Manufacturing Safety and Automation
Chemically intensive “process” manufacturing facilities, such as those used to produce semiconductors, pharmaceuticals, beverages, cement, and fertilizers often utilize and produce various hazardous gases in the production of their products. For example, pharmaceutical facilities work with various toxic and oxygen displacing gases, such as Ethylene Oxide (ETO) to sterilize various pieces of equipment; whereas semiconductor production uses gases such as silane and hydrogen. The release of these gases in large quantities in enclosed areas can be dangerous. Depletion of oxygen is hazardous to individuals entering an unoccupied area, and even small amounts of toxic gases can cause serious injury or death. Continuous monitoring and early warning are the best means of preventing these accidents from occurring.
A well-designed fire and gas detection program needs to identify the hazards at the facility and assess the risk of a hazardous event to the plant, personnel, community, and environment. Hazardous gases to be monitored include but are not limited to:
- Combustible Gases
- Oxygen Deficiency
- Carbon Dioxide
- Ethylene Oxide
- Hydrogen Chloride
Fire is always a danger in semiconductor cleaning rooms that house a variety of flammable materials and liquids such as isopropyl alcohol. Fire detection is required for specific wet bench applications to constantly monitor for flames that could lead to a catastrophic event in a cleaning room.

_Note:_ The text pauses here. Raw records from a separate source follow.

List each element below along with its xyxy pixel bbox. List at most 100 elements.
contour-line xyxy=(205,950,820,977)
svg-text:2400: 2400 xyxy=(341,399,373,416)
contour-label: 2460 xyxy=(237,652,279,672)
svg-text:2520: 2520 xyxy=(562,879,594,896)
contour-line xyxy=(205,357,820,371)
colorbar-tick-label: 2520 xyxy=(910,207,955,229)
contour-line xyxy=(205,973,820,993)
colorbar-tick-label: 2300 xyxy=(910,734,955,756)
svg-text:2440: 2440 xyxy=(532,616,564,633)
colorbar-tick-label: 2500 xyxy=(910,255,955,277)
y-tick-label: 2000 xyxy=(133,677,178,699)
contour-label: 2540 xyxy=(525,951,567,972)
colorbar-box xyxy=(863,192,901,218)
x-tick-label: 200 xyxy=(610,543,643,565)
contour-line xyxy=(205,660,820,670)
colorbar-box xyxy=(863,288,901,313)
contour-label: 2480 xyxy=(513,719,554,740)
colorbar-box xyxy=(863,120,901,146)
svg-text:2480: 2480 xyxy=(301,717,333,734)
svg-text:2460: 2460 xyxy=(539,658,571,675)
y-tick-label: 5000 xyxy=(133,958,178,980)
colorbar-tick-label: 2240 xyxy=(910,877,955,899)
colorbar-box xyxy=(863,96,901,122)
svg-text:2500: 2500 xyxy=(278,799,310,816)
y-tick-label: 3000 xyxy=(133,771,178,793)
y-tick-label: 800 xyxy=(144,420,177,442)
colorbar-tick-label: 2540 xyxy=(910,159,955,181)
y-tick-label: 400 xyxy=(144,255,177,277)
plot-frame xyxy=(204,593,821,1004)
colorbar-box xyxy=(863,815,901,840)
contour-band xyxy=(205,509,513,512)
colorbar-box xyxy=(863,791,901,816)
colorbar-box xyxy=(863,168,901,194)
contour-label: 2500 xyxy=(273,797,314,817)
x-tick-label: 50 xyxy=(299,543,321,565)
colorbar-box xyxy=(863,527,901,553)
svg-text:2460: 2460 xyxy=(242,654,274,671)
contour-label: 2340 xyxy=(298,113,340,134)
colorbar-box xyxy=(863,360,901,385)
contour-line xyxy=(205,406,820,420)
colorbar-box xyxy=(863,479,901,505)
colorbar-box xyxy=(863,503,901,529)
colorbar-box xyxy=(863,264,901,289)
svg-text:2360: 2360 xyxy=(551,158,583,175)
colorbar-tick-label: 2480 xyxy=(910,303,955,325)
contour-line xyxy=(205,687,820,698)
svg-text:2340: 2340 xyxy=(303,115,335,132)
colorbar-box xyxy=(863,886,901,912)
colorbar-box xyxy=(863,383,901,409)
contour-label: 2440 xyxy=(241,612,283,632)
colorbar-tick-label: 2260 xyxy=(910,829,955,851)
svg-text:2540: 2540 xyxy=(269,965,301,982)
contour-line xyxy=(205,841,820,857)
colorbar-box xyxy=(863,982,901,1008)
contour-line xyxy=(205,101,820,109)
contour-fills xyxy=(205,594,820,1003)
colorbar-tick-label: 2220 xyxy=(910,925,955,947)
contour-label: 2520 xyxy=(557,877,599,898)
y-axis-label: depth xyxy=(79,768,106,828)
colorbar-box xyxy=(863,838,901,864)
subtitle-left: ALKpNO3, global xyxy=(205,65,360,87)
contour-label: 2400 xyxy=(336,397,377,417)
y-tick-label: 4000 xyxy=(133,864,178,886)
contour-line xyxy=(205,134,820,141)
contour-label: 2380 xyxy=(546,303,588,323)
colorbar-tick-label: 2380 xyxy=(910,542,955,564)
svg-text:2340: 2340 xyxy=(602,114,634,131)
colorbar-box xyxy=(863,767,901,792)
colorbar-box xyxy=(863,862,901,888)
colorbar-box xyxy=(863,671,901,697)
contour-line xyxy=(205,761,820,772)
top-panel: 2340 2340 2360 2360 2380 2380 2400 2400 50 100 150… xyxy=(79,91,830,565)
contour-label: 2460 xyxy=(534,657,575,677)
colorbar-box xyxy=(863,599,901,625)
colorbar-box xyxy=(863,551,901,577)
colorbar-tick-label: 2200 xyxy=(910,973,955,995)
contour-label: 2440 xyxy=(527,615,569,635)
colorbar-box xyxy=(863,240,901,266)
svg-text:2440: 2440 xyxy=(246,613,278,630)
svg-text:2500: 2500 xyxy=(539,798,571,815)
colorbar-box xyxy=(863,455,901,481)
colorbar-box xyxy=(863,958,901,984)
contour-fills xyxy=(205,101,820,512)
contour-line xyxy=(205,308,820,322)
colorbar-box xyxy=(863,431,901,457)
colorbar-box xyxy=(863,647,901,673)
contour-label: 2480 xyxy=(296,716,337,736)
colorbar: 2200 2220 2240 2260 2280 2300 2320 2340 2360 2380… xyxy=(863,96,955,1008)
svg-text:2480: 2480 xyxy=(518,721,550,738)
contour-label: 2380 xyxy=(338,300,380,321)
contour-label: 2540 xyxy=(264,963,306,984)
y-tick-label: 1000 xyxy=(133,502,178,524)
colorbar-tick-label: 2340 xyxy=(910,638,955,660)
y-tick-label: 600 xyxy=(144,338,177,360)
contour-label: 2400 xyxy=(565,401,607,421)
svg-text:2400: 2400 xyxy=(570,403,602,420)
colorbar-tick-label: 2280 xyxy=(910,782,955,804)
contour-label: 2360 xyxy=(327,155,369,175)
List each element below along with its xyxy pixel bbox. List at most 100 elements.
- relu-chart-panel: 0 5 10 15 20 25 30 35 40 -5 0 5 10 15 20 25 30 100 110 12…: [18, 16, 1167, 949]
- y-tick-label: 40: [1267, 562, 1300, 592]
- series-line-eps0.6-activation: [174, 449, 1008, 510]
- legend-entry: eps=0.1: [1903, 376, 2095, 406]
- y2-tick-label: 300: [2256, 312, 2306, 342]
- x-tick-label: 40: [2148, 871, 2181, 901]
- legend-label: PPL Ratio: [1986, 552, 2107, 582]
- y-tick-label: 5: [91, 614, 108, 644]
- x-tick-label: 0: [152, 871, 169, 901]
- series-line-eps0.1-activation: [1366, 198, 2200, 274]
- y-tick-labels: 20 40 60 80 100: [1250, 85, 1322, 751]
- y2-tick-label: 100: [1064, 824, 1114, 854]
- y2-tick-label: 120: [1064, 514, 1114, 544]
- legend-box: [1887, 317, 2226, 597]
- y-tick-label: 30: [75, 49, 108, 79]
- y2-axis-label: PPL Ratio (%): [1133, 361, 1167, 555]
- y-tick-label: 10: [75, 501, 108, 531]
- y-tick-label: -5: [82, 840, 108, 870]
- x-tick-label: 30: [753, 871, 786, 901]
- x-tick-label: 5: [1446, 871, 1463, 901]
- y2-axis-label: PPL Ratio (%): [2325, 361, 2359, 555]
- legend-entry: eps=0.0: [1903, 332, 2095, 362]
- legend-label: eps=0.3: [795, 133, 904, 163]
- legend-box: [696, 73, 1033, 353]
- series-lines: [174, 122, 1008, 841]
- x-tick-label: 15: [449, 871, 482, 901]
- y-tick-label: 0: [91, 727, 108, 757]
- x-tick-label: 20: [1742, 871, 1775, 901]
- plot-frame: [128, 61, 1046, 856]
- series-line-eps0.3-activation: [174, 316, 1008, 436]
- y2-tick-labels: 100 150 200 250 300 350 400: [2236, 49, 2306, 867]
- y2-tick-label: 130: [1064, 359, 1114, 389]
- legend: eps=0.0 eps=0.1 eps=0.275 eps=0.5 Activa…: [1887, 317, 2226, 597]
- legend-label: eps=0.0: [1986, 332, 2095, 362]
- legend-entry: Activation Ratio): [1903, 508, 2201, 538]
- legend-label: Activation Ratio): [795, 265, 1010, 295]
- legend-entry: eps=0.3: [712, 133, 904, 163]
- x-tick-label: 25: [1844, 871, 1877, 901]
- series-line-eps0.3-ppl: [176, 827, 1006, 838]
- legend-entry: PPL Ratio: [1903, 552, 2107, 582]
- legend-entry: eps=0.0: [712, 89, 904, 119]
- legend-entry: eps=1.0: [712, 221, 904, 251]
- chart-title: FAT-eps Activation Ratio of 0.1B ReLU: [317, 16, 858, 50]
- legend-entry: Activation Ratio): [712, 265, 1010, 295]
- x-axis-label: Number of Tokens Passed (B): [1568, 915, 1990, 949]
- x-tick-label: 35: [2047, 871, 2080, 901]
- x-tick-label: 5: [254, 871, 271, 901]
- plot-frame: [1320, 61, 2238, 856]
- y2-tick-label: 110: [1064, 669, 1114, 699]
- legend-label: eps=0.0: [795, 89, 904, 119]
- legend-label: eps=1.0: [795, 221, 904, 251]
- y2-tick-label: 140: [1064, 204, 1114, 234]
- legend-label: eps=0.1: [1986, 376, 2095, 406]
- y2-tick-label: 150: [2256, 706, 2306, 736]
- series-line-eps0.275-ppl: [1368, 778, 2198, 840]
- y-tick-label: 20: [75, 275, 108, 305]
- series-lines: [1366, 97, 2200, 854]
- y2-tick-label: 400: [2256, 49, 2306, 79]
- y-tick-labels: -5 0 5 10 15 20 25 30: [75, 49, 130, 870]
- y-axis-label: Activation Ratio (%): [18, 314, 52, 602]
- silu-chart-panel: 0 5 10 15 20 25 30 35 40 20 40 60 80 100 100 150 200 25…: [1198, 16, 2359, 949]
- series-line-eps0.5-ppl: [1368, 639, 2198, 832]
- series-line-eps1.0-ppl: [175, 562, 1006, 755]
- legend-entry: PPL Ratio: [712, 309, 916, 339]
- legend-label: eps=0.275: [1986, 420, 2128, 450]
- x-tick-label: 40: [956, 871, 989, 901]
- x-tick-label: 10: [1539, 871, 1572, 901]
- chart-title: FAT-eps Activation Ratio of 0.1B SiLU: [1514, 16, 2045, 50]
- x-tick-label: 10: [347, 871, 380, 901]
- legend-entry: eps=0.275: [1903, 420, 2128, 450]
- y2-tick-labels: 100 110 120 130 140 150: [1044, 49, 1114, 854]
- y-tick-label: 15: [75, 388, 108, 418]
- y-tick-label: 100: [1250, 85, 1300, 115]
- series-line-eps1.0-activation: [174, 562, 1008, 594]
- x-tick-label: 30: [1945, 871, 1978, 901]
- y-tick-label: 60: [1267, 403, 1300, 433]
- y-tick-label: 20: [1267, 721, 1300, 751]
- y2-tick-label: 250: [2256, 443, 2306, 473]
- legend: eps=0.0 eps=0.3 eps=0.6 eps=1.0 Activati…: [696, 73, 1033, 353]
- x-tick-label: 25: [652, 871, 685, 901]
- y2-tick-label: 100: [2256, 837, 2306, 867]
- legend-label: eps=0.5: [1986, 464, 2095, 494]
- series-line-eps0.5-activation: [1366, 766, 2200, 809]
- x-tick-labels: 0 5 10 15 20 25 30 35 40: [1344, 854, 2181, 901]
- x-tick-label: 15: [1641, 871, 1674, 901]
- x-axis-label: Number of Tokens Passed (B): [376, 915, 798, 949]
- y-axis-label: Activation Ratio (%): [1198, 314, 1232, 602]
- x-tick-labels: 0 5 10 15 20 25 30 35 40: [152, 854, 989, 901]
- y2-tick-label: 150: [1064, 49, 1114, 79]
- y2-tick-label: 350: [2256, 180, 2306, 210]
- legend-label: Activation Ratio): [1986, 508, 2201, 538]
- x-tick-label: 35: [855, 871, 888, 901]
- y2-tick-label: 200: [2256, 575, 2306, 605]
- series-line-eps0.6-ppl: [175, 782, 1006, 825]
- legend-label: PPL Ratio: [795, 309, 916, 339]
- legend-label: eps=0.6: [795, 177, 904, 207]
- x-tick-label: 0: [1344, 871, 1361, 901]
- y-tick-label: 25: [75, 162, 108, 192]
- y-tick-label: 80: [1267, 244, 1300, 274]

Automation and Integration Strategies
Bringing the data from the various sensors, devices, and systems of a manufacturing facility to the centralized control or management systems is important for the safety, efficiency, and operation of a facility. Centralized control systems that manage all aspects of a manufacturing process are generally based on Programmable Logic Controllers (PLC). Additionally, Building Management Systems (BMS) centrally collect and manage facility data related to energy and the maintenance of the plant facility. The manufacturing plant manager must ensure that:
- The fire and gas system installed to protect the facility and its personnel seamlessly connects to the PLC and BMS for enterprise-level response and analytics.
- The various other systems within the manufacturing facility also seamlessly link to the BMS for integrated facility management and analytics.
The facilities manager must also ensure that the facility is in compliance of regulatory standards. For example, the U.S. Food and Drug Administration (FDA) requires documented assessments of all systems servicing the pharmaceutical, biotech, and medical device facility spaces.